I can respect that, but you should know that it's equally unnatural to have your entire momentum ricochet in the opposite direction upon pushing the other direction button, which is how your game works right now. My original suggestion was twofold: 1) ground movement already responsively stops your momentum completely upon letting go of forward (even though both characters are running and would realistically slide forward a bit upon abruptly stopping), so duplicating that for midair movement would add congruency to the controls, and 2) you make the player jump on several one-tile-wide platforms in a row, thus making the player quickly push left/right alternating to avoid overshooting/slipping back instead of simply letting go of the button. This is annoying, not challenging.

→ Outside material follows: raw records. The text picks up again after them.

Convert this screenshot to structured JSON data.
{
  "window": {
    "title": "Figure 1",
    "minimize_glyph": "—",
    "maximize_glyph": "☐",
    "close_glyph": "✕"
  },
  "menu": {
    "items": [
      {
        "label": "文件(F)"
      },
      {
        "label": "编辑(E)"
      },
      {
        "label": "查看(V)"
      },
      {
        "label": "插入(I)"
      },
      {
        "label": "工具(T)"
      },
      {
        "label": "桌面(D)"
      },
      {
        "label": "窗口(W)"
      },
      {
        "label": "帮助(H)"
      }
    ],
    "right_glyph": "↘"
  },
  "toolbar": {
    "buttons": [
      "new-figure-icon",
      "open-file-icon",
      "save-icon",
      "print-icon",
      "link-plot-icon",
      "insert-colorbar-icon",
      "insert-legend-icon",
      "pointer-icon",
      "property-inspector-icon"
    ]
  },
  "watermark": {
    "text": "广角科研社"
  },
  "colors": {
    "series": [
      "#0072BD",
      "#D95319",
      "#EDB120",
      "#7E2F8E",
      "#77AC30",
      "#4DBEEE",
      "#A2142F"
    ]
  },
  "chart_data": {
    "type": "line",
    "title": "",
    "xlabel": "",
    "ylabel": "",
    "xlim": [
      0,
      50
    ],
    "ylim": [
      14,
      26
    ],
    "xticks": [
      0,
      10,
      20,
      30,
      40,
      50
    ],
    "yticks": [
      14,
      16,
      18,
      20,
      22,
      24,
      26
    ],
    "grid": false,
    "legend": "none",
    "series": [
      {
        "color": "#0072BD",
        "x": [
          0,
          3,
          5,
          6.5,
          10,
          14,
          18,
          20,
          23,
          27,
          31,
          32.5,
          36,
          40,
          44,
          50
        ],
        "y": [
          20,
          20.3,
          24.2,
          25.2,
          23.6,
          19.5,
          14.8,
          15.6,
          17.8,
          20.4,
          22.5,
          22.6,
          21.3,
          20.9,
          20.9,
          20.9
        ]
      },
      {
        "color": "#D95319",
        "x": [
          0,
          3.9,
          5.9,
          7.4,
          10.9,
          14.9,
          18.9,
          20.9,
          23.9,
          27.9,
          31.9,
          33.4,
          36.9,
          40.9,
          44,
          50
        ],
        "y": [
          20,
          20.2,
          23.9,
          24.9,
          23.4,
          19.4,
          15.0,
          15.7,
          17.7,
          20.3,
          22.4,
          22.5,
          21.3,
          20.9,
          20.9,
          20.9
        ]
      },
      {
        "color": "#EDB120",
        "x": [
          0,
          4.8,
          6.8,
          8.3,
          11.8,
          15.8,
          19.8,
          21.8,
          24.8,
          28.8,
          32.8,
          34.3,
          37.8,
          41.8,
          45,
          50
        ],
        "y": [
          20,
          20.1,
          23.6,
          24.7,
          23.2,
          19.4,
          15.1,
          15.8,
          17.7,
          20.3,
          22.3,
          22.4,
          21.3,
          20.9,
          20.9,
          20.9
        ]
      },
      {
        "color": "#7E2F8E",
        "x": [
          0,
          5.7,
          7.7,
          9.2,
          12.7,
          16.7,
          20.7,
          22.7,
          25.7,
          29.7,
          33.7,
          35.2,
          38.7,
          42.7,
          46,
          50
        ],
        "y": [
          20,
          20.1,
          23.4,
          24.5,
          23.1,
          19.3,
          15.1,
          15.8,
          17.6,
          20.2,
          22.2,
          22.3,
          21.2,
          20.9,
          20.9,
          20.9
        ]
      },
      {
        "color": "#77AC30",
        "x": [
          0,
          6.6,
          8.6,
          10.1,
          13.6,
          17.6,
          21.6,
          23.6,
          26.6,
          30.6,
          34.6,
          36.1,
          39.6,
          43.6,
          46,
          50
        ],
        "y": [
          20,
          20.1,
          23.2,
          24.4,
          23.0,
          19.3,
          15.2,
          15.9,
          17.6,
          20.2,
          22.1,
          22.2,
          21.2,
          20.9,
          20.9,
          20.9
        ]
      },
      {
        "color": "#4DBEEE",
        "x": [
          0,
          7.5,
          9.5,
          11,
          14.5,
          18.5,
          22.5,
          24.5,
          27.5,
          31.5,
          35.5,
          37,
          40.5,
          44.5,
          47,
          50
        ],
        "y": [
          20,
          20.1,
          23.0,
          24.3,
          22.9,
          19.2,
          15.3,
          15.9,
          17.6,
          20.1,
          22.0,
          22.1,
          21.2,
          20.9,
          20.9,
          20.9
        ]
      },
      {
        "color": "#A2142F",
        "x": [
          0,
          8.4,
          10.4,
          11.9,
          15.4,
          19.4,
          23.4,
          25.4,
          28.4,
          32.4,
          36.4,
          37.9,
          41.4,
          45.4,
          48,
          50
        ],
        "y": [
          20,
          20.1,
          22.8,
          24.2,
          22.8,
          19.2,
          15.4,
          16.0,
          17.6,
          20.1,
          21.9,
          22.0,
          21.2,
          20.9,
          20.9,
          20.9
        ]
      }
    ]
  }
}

You reference Mario 3, but that game merely slows you down at first upon holding backwards, thus eliminating the back/forth issue since you can just hold back for a bit to stop all momentum. Plus, Mario 3's ground movement also has momentum, meaning the player doesn't have to learn and instantly flip between two different movement physics within the same game. Even Super Metroid doesn't quite work the same as your game, because if you tap backwards quick enough, you kill your momentum and fall straight down (and even holding backwards, it takes a split second for you to actually move in the other direction).
By the way, both of your examples have run buttons, giving the player even more control over movement/momentum. Your game doesn't have a run button.
You want physics? You want momentum? Then COMMIT, because right now, your game's controls are much closer to all those indie games you take umbrage with than either of the two games you brought up to defend yourself.